FPKM Calculation Method

FPKM (Fragments Per Kilobase Million) values were calculated using the standard formula:

# Example FPKM calculation for NOD2
NOD2reads = 220
length_bases = 4561  
length_kb = length_bases / 1000  # Convert to kilobases
total_reads = 29743387

# FPKM formula
fpkm = (NOD2reads * 1e9) / (length_kb * total_mapped)

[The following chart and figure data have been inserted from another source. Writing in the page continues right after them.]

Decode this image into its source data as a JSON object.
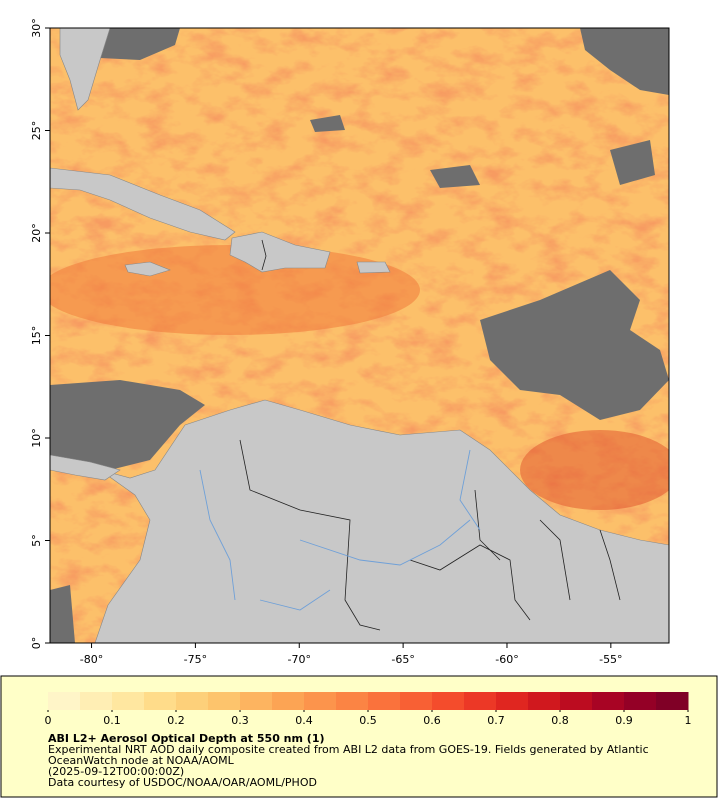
{
  "map": {
    "xlim": [
      -82,
      -52.2
    ],
    "ylim": [
      0,
      30
    ],
    "xticks": [
      {
        "value": -80,
        "label": "-80°"
      },
      {
        "value": -75,
        "label": "-75°"
      },
      {
        "value": -70,
        "label": "-70°"
      },
      {
        "value": -65,
        "label": "-65°"
      },
      {
        "value": -60,
        "label": "-60°"
      },
      {
        "value": -55,
        "label": "-55°"
      }
    ],
    "yticks": [
      {
        "value": 0,
        "label": "0°"
      },
      {
        "value": 5,
        "label": "5°"
      },
      {
        "value": 10,
        "label": "10°"
      },
      {
        "value": 15,
        "label": "15°"
      },
      {
        "value": 20,
        "label": "20°"
      },
      {
        "value": 25,
        "label": "25°"
      },
      {
        "value": 30,
        "label": "30°"
      }
    ]
  },
  "colorbar": {
    "range": [
      0,
      1
    ],
    "ticks": [
      0,
      0.1,
      0.2,
      0.3,
      0.4,
      0.5,
      0.6,
      0.7,
      0.8,
      0.9,
      1
    ],
    "colors": [
      "#fff5c8",
      "#ffeeb4",
      "#ffe7a0",
      "#ffdc8a",
      "#fdd07a",
      "#fdc46c",
      "#fdb460",
      "#fca454",
      "#fc944c",
      "#fb8444",
      "#fa723c",
      "#f86034",
      "#f44c2c",
      "#ec3826",
      "#e02620",
      "#d0181e",
      "#bc0c20",
      "#a80424",
      "#940026",
      "#800026"
    ]
  },
  "caption": {
    "title": "ABI L2+ Aerosol Optical Depth at 550 nm (1)",
    "lines": [
      "Experimental NRT AOD daily composite created from ABI L2 data from GOES-19. Fields generated by Atlantic",
      "OceanWatch node at NOAA/AOML",
      "(2025-09-12T00:00:00Z)",
      "Data courtesy of USDOC/NOAA/OAR/AOML/PHOD"
    ]
  }
}
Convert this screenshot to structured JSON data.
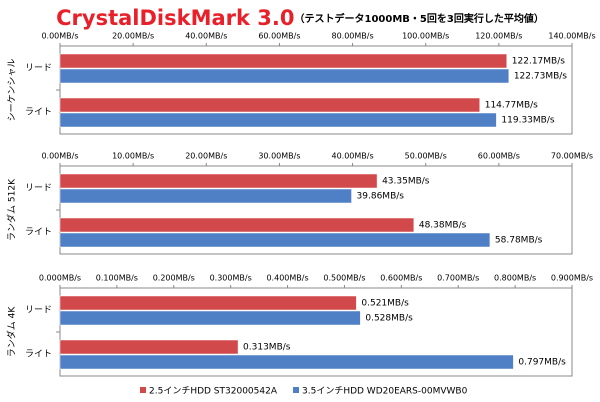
{
  "title": "CrystalDiskMark 3.0",
  "subtitle": "（テストデータ1000MB・5回を3回実行した平均値）",
  "chart_data": [
    {
      "type": "hbar",
      "y_label": "シーケンシャル",
      "categories": [
        "リード",
        "ライト"
      ],
      "series": [
        {
          "name": "2.5インチHDD ST32000542A",
          "color": "#d2494b",
          "values": [
            122.17,
            114.77
          ],
          "value_labels": [
            "122.17MB/s",
            "114.77MB/s"
          ]
        },
        {
          "name": "3.5インチHDD WD20EARS-00MVWB0",
          "color": "#4f7fc4",
          "values": [
            122.73,
            119.33
          ],
          "value_labels": [
            "122.73MB/s",
            "119.33MB/s"
          ]
        }
      ],
      "xlim": [
        0,
        140
      ],
      "xticks": [
        {
          "value": 0,
          "label": "0.00MB/s"
        },
        {
          "value": 20,
          "label": "20.00MB/s"
        },
        {
          "value": 40,
          "label": "40.00MB/s"
        },
        {
          "value": 60,
          "label": "60.00MB/s"
        },
        {
          "value": 80,
          "label": "80.00MB/s"
        },
        {
          "value": 100,
          "label": "100.00MB/s"
        },
        {
          "value": 120,
          "label": "120.00MB/s"
        },
        {
          "value": 140,
          "label": "140.00MB/s"
        }
      ]
    },
    {
      "type": "hbar",
      "y_label": "ランダム 512K",
      "categories": [
        "リード",
        "ライト"
      ],
      "series": [
        {
          "color": "#d2494b",
          "values": [
            43.35,
            48.38
          ],
          "value_labels": [
            "43.35MB/s",
            "48.38MB/s"
          ]
        },
        {
          "color": "#4f7fc4",
          "values": [
            39.86,
            58.78
          ],
          "value_labels": [
            "39.86MB/s",
            "58.78MB/s"
          ]
        }
      ],
      "xlim": [
        0,
        70
      ],
      "xticks": [
        {
          "value": 0,
          "label": "0.00MB/s"
        },
        {
          "value": 10,
          "label": "10.00MB/s"
        },
        {
          "value": 20,
          "label": "20.00MB/s"
        },
        {
          "value": 30,
          "label": "30.00MB/s"
        },
        {
          "value": 40,
          "label": "40.00MB/s"
        },
        {
          "value": 50,
          "label": "50.00MB/s"
        },
        {
          "value": 60,
          "label": "60.00MB/s"
        },
        {
          "value": 70,
          "label": "70.00MB/s"
        }
      ]
    },
    {
      "type": "hbar",
      "y_label": "ランダム 4K",
      "categories": [
        "リード",
        "ライト"
      ],
      "series": [
        {
          "color": "#d2494b",
          "values": [
            0.521,
            0.313
          ],
          "value_labels": [
            "0.521MB/s",
            "0.313MB/s"
          ]
        },
        {
          "color": "#4f7fc4",
          "values": [
            0.528,
            0.797
          ],
          "value_labels": [
            "0.528MB/s",
            "0.797MB/s"
          ]
        }
      ],
      "xlim": [
        0,
        0.9
      ],
      "xticks": [
        {
          "value": 0,
          "label": "0.000MB/s"
        },
        {
          "value": 0.1,
          "label": "0.100MB/s"
        },
        {
          "value": 0.2,
          "label": "0.200MB/s"
        },
        {
          "value": 0.3,
          "label": "0.300MB/s"
        },
        {
          "value": 0.4,
          "label": "0.400MB/s"
        },
        {
          "value": 0.5,
          "label": "0.500MB/s"
        },
        {
          "value": 0.6,
          "label": "0.600MB/s"
        },
        {
          "value": 0.7,
          "label": "0.700MB/s"
        },
        {
          "value": 0.8,
          "label": "0.800MB/s"
        },
        {
          "value": 0.9,
          "label": "0.900MB/s"
        }
      ]
    }
  ]
}
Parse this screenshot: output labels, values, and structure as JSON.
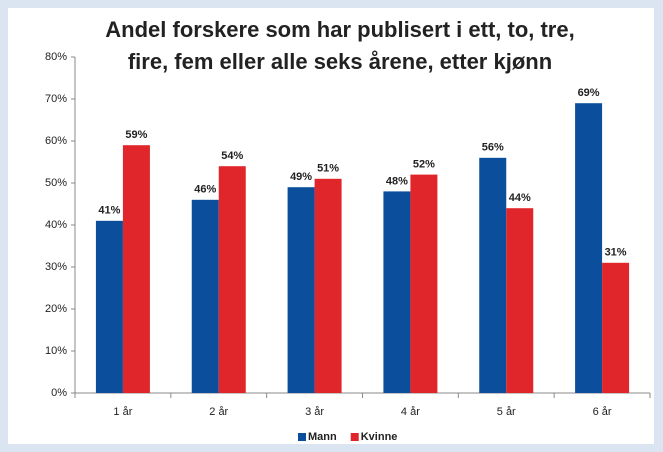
{
  "chart_data": {
    "type": "bar",
    "title": [
      "Andel forskere som har publisert i ett, to, tre,",
      "fire, fem eller alle seks årene, etter kjønn"
    ],
    "categories": [
      "1 år",
      "2 år",
      "3 år",
      "4 år",
      "5 år",
      "6 år"
    ],
    "series": [
      {
        "name": "Mann",
        "color": "#0b4f9c",
        "values": [
          41,
          46,
          49,
          48,
          56,
          69
        ],
        "value_labels": [
          "41%",
          "46%",
          "49%",
          "48%",
          "56%",
          "69%"
        ]
      },
      {
        "name": "Kvinne",
        "color": "#e0262b",
        "values": [
          59,
          54,
          51,
          52,
          44,
          31
        ],
        "value_labels": [
          "59%",
          "54%",
          "51%",
          "52%",
          "44%",
          "31%"
        ]
      }
    ],
    "ylim": [
      0,
      80
    ],
    "yticks": [
      {
        "value": 0,
        "label": "0%"
      },
      {
        "value": 10,
        "label": "10%"
      },
      {
        "value": 20,
        "label": "20%"
      },
      {
        "value": 30,
        "label": "30%"
      },
      {
        "value": 40,
        "label": "40%"
      },
      {
        "value": 50,
        "label": "50%"
      },
      {
        "value": 60,
        "label": "60%"
      },
      {
        "value": 70,
        "label": "70%"
      },
      {
        "value": 80,
        "label": "80%"
      }
    ],
    "grid": false,
    "legend": "bottom"
  }
}
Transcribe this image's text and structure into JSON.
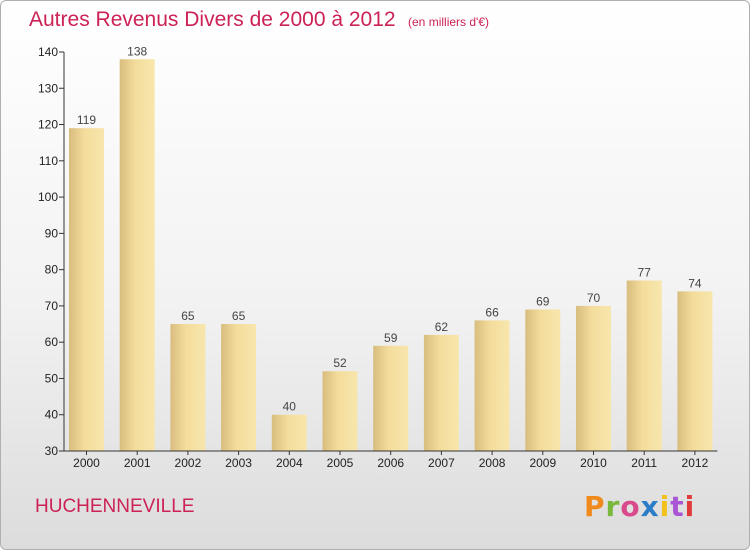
{
  "title": "Autres Revenus Divers de 2000 à 2012",
  "unit": "(en milliers d'€)",
  "location": "HUCHENNEVILLE",
  "logo": "Proxiti",
  "colors": {
    "title": "#cc2255",
    "bar_light": "#f6e3a6",
    "bar_dark": "#c9ad6e",
    "axis": "#333333",
    "logo": [
      "#f08a1c",
      "#7ab83c",
      "#d84a8c",
      "#2b7dc8",
      "#f2c21a",
      "#a855d6",
      "#e03a3a"
    ]
  },
  "chart_data": {
    "type": "bar",
    "categories": [
      "2000",
      "2001",
      "2002",
      "2003",
      "2004",
      "2005",
      "2006",
      "2007",
      "2008",
      "2009",
      "2010",
      "2011",
      "2012"
    ],
    "values": [
      119,
      138,
      65,
      65,
      40,
      52,
      59,
      62,
      66,
      69,
      70,
      77,
      74
    ],
    "title": "Autres Revenus Divers de 2000 à 2012",
    "xlabel": "",
    "ylabel": "",
    "ylim": [
      30,
      140
    ],
    "yticks": [
      30,
      40,
      50,
      60,
      70,
      80,
      90,
      100,
      110,
      120,
      130,
      140
    ],
    "grid": false,
    "legend": "none"
  }
}
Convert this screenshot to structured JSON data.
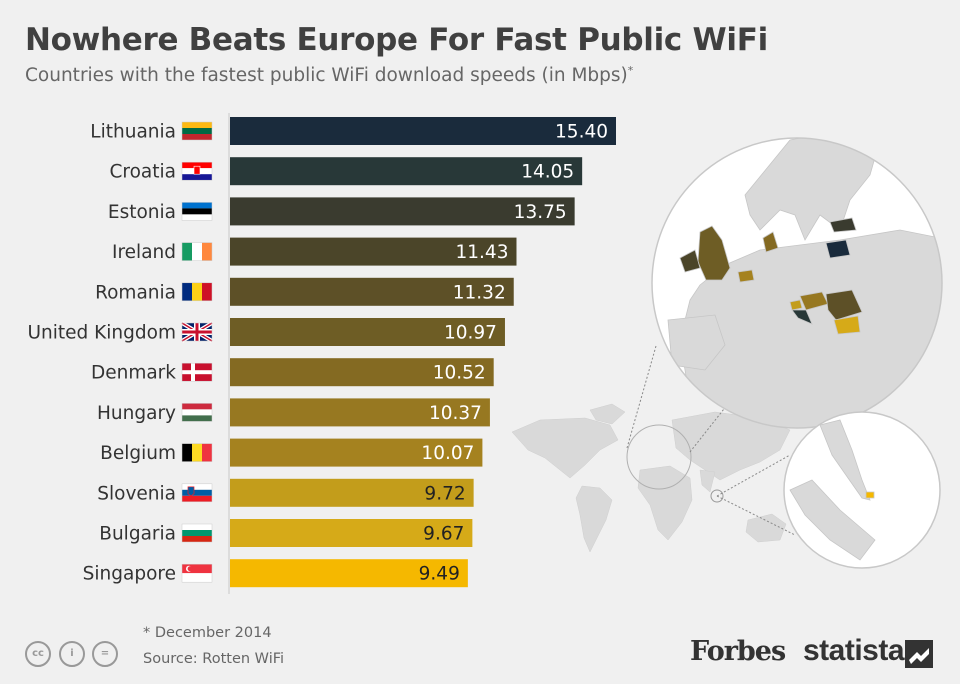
{
  "title": "Nowhere Beats Europe For Fast Public WiFi",
  "subtitle": "Countries with the fastest public WiFi download speeds (in Mbps)",
  "subtitle_mark": "*",
  "footnote": "* December 2014",
  "source": "Source: Rotten WiFi",
  "brands": {
    "forbes": "Forbes",
    "statista": "statista"
  },
  "license_icons": [
    "cc-icon",
    "attribution-icon",
    "no-derivatives-icon"
  ],
  "license_glyphs": [
    "cc",
    "i",
    "="
  ],
  "chart_data": {
    "type": "bar",
    "orientation": "horizontal",
    "unit": "Mbps",
    "xlim": [
      0,
      15.4
    ],
    "categories": [
      "Lithuania",
      "Croatia",
      "Estonia",
      "Ireland",
      "Romania",
      "United Kingdom",
      "Denmark",
      "Hungary",
      "Belgium",
      "Slovenia",
      "Bulgaria",
      "Singapore"
    ],
    "values": [
      15.4,
      14.05,
      13.75,
      11.43,
      11.32,
      10.97,
      10.52,
      10.37,
      10.07,
      9.72,
      9.67,
      9.49
    ],
    "value_labels": [
      "15.40",
      "14.05",
      "13.75",
      "11.43",
      "11.32",
      "10.97",
      "10.52",
      "10.37",
      "10.07",
      "9.72",
      "9.67",
      "9.49"
    ],
    "bar_colors": [
      "#1a2b3c",
      "#283838",
      "#3a3b2f",
      "#4b4529",
      "#5d5027",
      "#6e5d25",
      "#846a22",
      "#977821",
      "#a5821f",
      "#c39d1b",
      "#d6aa18",
      "#f5b800"
    ],
    "label_colors": [
      "#ffffff",
      "#ffffff",
      "#ffffff",
      "#ffffff",
      "#ffffff",
      "#ffffff",
      "#ffffff",
      "#ffffff",
      "#ffffff",
      "#222222",
      "#222222",
      "#222222"
    ],
    "flags": [
      "lithuania-flag",
      "croatia-flag",
      "estonia-flag",
      "ireland-flag",
      "romania-flag",
      "united-kingdom-flag",
      "denmark-flag",
      "hungary-flag",
      "belgium-flag",
      "slovenia-flag",
      "bulgaria-flag",
      "singapore-flag"
    ]
  },
  "map": {
    "europe_inset": "europe-map-inset",
    "singapore_inset": "singapore-map-inset",
    "world": "world-map"
  }
}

Expression Level Categories

The genes were categorized based on their FPKM values: - Very High: FPKM > 100 - High: 10 < FPKM ≤ 100 - Moderate: 1 < FPKM ≤ 10 - Low: FPKM ≤ 1

Results and Analysis

Key Findings

  1. NOD2 Expression:
  2. Gene Expression Patterns:
  3. Replicate Consistency:

Expression Summary Table

Gene Mean FPKM Expression Level
actb2 3221.67 Very High
b2m 767.95 Very High
actb1 324.06 Very High
rpl13a 402.77 Very High
sqstm1 81.74 High
hif1ab 28.79 High
map1lc3b 25.64 High
tbp 21.50 High
map1lc3a 15.93 High
nod2 1.88 Moderate
tnfa 0.23 Low
hif1aa 0.20 Low
il6 0.03 Low
il1b 0.03 Low
gapdh 0.02 Low

Data Visualization

The analysis included several visualizations: - Bar plots of FPKM values across genes - Heatmap showing expression patterns across replicates - Coefficient of variation analysis for replicate consistency

Gene Expression Comparison Expression Heatmap

Conclusion

This analysis provides a comprehensive analysis of NOD2 expression in zebrafish under normoxic conditions. The moderate expression level of NOD2 (FPKM ~1.9) suggests that it plays a functional role in the ZFL line under atmospheric conditions.

The expression patterns observed align with expectations: housekeeping genes are highly expressed, inflammatory genes show low expression in normoxia, and autophagy markers show basal expression.

References

[1] Eltzschig HK, Carmeliet P. Hypoxia and inflammation. N Engl J Med. 2011 Feb 17;364(7):656-65. doi: 10.1056/NEJMra0910283. PMID: 21323543; PMCID: PMC3930928.